In a stock company, the profits are owned by the shareholders, who may have no other connection to the insurance company other than owning stock. Profits are disbursed to shareholders in the form of increased share prices. Over the last 25 years, a number of insurance companies have “demutualized” and become stock companies, issuing lucrative stock options to privileged participants.

How do Insurance Companies Commit Bad Faith?

One of the modern trends is claim process redesign. Ideally, a claim adjuster is a neutral decider of the amount of money it will take to fully compensate your loss under the terms of an insurance policy. However, a modern trend in insurance has begun to refer to the claim office as the insurance company’s “profit center.” The theory is that reducing claim payments increases company profits for the shareholders or privileged participants. Ever-changing techniques are being introduced into the “profit centers” to focus adjusters on ways to reduce claim payouts.

Investigating these techniques is an important part of the work we do as bad faith lawyers, to protect you. Unfortunately, insurance companies frequently secure orders to prevent the public from learning about this conduct.

So How do you Prove Bad Faith?

The two principal elements of a bad faith claim are: (1) an unreasonable claim decision by the insurance company, and (2) the insurance representative’s knowledge that the decision was unreasonable, or demonstrating that the insurance representative failed to conduct an investigation adequate to determine whether its decision was reasonable or not.

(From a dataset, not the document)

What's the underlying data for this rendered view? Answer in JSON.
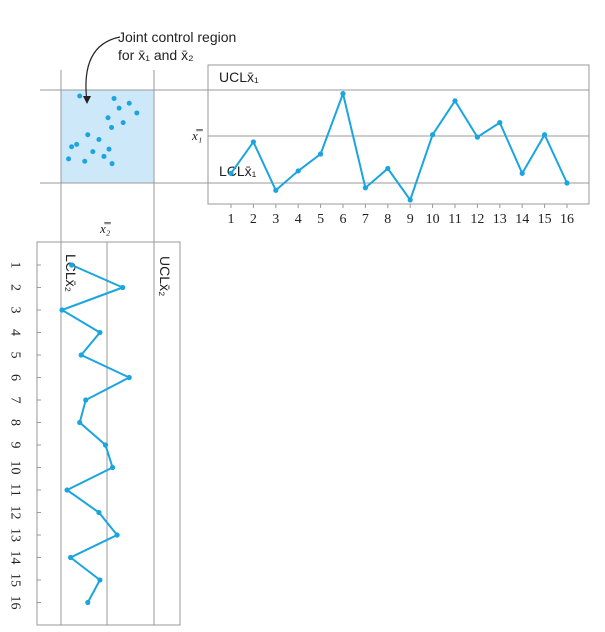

An insurance contract is not an ordinary commercial bargain. The heart of an insurance policy is the peace of mind knowing that prompt and fair assistance will be there when you are vulnerable. The law implies into every insurance policy an obligation that the insurance carrier will play fairly with the insured, including equal consideration, and honesty. An insurer may be held liable in a first party case when it seeks to gain unfair financial advantage of the insured through conduct that uses your vulnerability as leverage to coerce unfair settlement during delay. If bad faith has been committed, the carrier’s eventual payment of the claim does not release it from liability for bad faith.

Here are the basic rules of reasonable claim adjusting. Upon presentation of the claim, an insurance carrier has an obligation to immediately conduct an adequate investigation, to act reasonably in evaluating the claim, and act promptly in paying a legitimate claim. It should do nothing that jeopardizes the insured’s security under the policy. It should not force an insured to go through needless adversarial hoops to achieve their rights under the policy. It cannot lowball claims or delay claims hoping that an insured will settle for less. Equal consideration requires more than that.

The benefits recoverable under the policy are part of a breach of contract action. However, a bad faith claim allows additional recovery for the unpaid benefits and extra contractual damages for monetary loss, damaged credit reputation, emotional distress, humiliation, inconvenience, and anxiety experienced or reasonably probable to be experienced in the future.